The top three countries that GTIP’s bonds own are the United States (34.98%), United Kingdom (20.49%), and Brazil (11.96%).
The fund tracks the BofA Merrill Lynch Diversified Inflation Linked Bond Index. GTIP charges annual expenses of 0.40%.
FUND: Greenhaven Continuous Commodity Index Fund (GCC)
Commodities are still an under-represented asset class in most investment portfolios.
To alleviate this problem, GCC offers one-stop shopping for getting exposure to a broad swath of commodities. GCC follows the Thomson Reuters Equal Weight Continuous Commodity Total Return Index (CCI-TR), which owns commodity futures contracts on agriculture, energy, metals, and softs.

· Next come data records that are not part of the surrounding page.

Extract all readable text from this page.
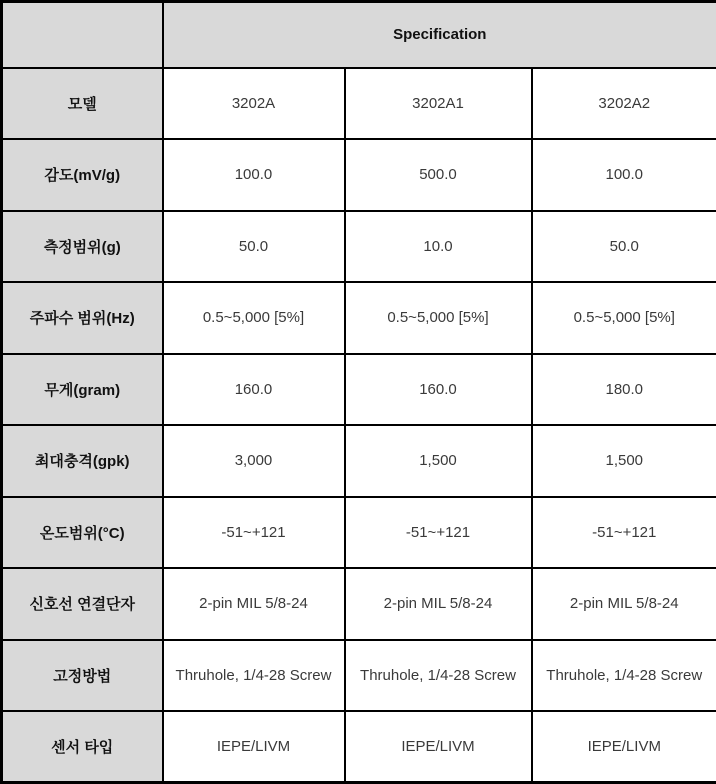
	Specification		
모델	3202A	3202A1	3202A2
감도(mV/g)	100.0	500.0	100.0
측정범위(g)	50.0	10.0	50.0
주파수 범위(Hz)	0.5~5,000 [5%]	0.5~5,000 [5%]	0.5~5,000 [5%]
무게(gram)	160.0	160.0	180.0
최대충격(gpk)	3,000	1,500	1,500
온도범위(°C)	-51~+121	-51~+121	-51~+121
신호선 연결단자	2-pin MIL 5/8-24	2-pin MIL 5/8-24	2-pin MIL 5/8-24
고정방법	Thruhole, 1/4-28 Screw	Thruhole, 1/4-28 Screw	Thruhole, 1/4-28 Screw
센서 타입	IEPE/LIVM	IEPE/LIVM	IEPE/LIVM
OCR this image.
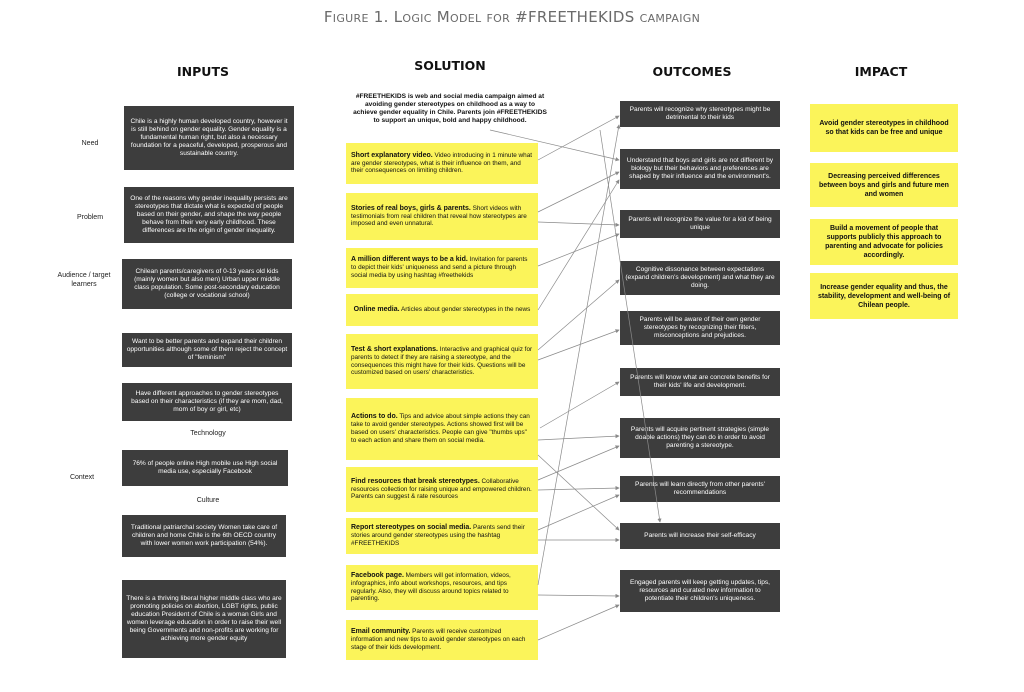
Figure 1. Logic Model for #FREETHEKIDS campaign
INPUTS	SOLUTION	OUTCOMES	IMPACT
Need
Problem
Audience / target learners
Context
Technology
Culture
Chile is a highly human developed country, however it is still behind on gender equality. Gender equality is a fundamental human right, but also a necessary foundation for a peaceful, developed, prosperous and sustainable country.
One of the reasons why gender inequality persists are stereotypes that dictate what is expected of people based on their gender, and shape the way people behave from their very early childhood. These differences are the origin of gender inequality.
Chilean parents/caregivers of 0-13 years old kids (mainly women but also men) Urban upper middle class population. Some post-secondary education (college or vocational school)
Want to be better parents and expand their children opportunities although some of them reject the concept of "feminism"
Have different approaches to gender stereotypes based on their characteristics (if they are mom, dad, mom of boy or girl, etc)
76% of people online High mobile use High social media use, especially Facebook
Traditional patriarchal society Women take care of children and home Chile is the 6th OECD country with lower women work participation (54%).
There is a thriving liberal higher middle class who are promoting policies on abortion, LGBT rights, public education President of Chile is a woman Girls and women leverage education in order to raise their well being Governments and non-profits are working for achieving more gender equity
#FREETHEKIDS is web and social media campaign aimed at avoiding gender stereotypes on childhood as a way to achieve gender equality in Chile. Parents join #FREETHEKIDS to support an unique, bold and happy childhood.
Short explanatory video. Video introducing in 1 minute what are gender stereotypes, what is their influence on them, and their consequences on limiting children.
Stories of real boys, girls & parents. Short videos with testimonials from real children that reveal how stereotypes are imposed and even unnatural.
A million different ways to be a kid. Invitation for parents to depict their kids' uniqueness and send a picture through social media by using hashtag #freethekids
Online media. Articles about gender stereotypes in the news
Test & short explanations. Interactive and graphical quiz for parents to detect if they are raising a stereotype, and the consequences this might have for their kids. Questions will be customized based on users' characteristics.
Actions to do. Tips and advice about simple actions they can take to avoid gender stereotypes. Actions showed first will be based on users' characteristics. People can give "thumbs ups" to each action and share them on social media.
Find resources that break stereotypes. Collaborative resources collection for raising unique and empowered children. Parents can suggest & rate resources
Report stereotypes on social media. Parents send their stories around gender stereotypes using the hashtag #FREETHEKIDS
Facebook page. Members will get information, videos, infographics, info about workshops, resources, and tips regularly. Also, they will discuss around topics related to parenting.
Email community. Parents will receive customized information and new tips to avoid gender stereotypes on each stage of their kids development.
Parents will recognize why stereotypes might be detrimental to their kids
Understand that boys and girls are not different by biology but their behaviors and preferences are shaped by their influence and the environment's.
Parents will recognize the value for a kid of being unique
Cognitive dissonance between expectations (expand children's development) and what they are doing.
Parents will be aware of their own gender stereotypes by recognizing their filters, misconceptions and prejudices.
Parents will know what are concrete benefits for their kids' life and development.
Parents will acquire pertinent strategies (simple doable actions) they can do in order to avoid parenting a stereotype.
Parents will learn directly from other parents' recommendations
Parents will increase their self-efficacy
Engaged parents will keep getting updates, tips, resources and curated new information to potentiate their children's uniqueness.
Avoid gender stereotypes in childhood so that kids can be free and unique
Decreasing perceived differences between boys and girls and future men and women
Build a movement of people that supports publicly this approach to parenting and advocate for policies accordingly.
Increase gender equality and thus, the stability, development and well-being of Chilean people.
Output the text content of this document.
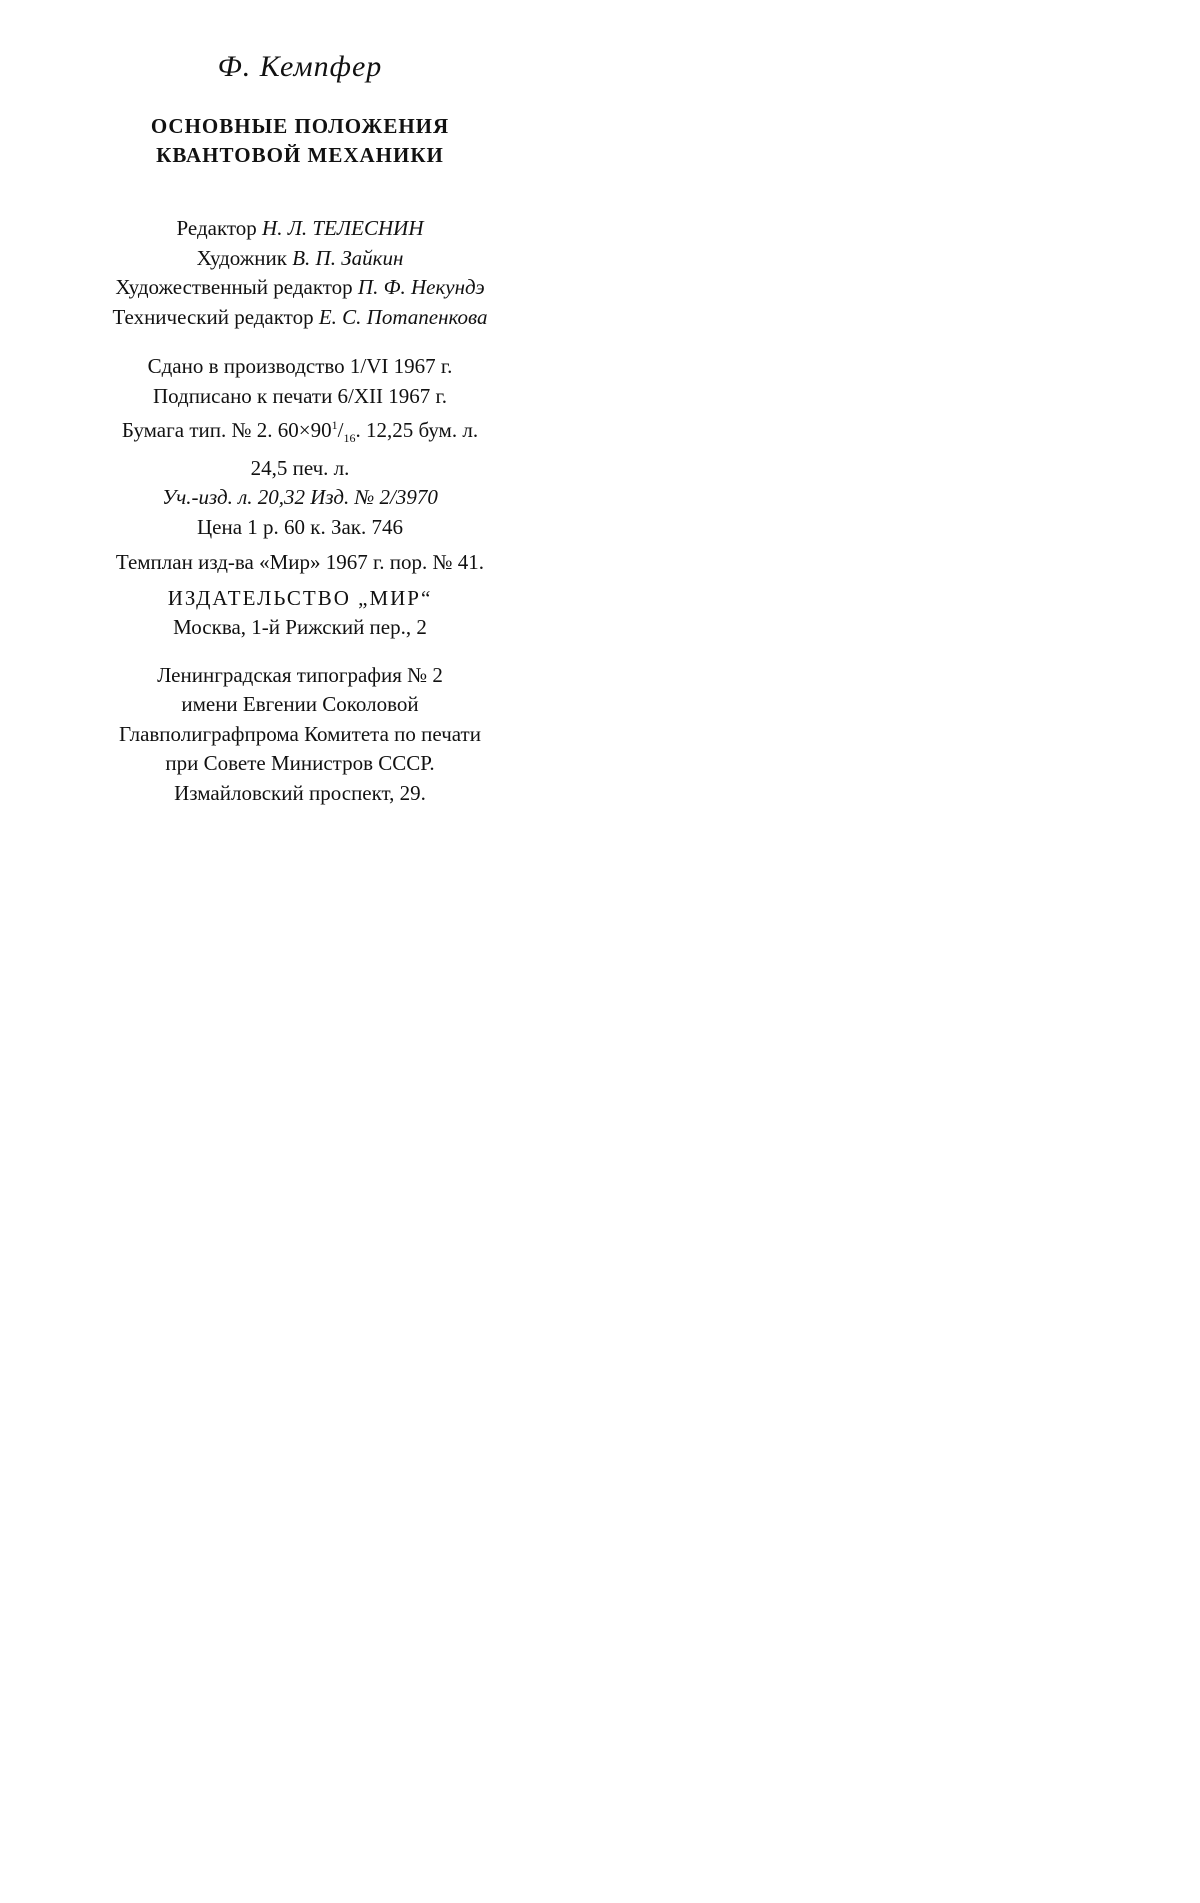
Ф. Кемпфер
ОСНОВНЫЕ ПОЛОЖЕНИЯ
КВАНТОВОЙ МЕХАНИКИ
Редактор Н. Л. ТЕЛЕСНИН
Художник В. П. Зайкин
Художественный редактор П. Ф. Некундэ
Технический редактор Е. С. Потапенкова
Сдано в производство 1/VI 1967 г.
Подписано к печати 6/XII 1967 г.
Бумага тип. № 2. $60\times 90^1/_{16}$. 12,25 бум. л.
24,5 печ. л.
Уч.-изд. л. 20,32 Изд. № 2/3970
Цена 1 р. 60 к. Зак. 746
Темплан изд-ва «Мир» 1967 г. пор. № 41.
ИЗДАТЕЛЬСТВО „МИР“
Москва, 1-й Рижский пер., 2
Ленинградская типография № 2
имени Евгении Соколовой
Главполиграфпрома Комитета по печати
при Совете Министров СССР.
Измайловский проспект, 29.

Unlike its peers, which often distort commodity exposure to one or two sectors, GCC’s underlying index is equally weighted across 17 different commodities plus an additional Treasury Bill yield.
The fund is rebalanced every day in order to maintain each commodity’s weight as close to 1/17th of the total as possible. The fund’s annual expense ratio is 0.85% plus an additional 0.20% for estimated brokerage trading costs.
FUND: SPDR Dow Jones Global Real Estate ETF (RWO)
How long and how expensive would it be to build a global real estate portfolio from scratch?
You don’t have to go that route because RWO owns 213 real estate equities across 17 countries.
The top three countries represented are the U.S. (54.68%), Japan (8.62%), and Australia (8.08%).
Over the past year, U.S. REITs (VNQ) have returned 15.96% whereas global real estate (RWO) has delivered an even better 20.53%. The fund also carries a dividend yield just above 3.5%. RWO’s annual expense ratio is 0.50%.
5) ASSET CLASS: Emerging Market Stocks
FUND: Vanguard FTSE Emerging Markets ETF (VWO)
This ETF invests in stocks of companies located in emerging markets around the world, like China, Brazil, Taiwan, and South Africa. VWO is linked to the FTSE Emerging Transition Index.
This $61 billion fund is not just the largest emerging market stock ETF, but it’s among the least expensive. VWO charges annual expenses of just 0.20%.
While the Schwab Emerging Markets Equity ETF (SCHE) charges a lower expense ratio of 0.15%, it has a higher bid/ask spread of 0.15% versus a VWO which has a spread of just 0.04%. VWO has gained 8.45% over the past year.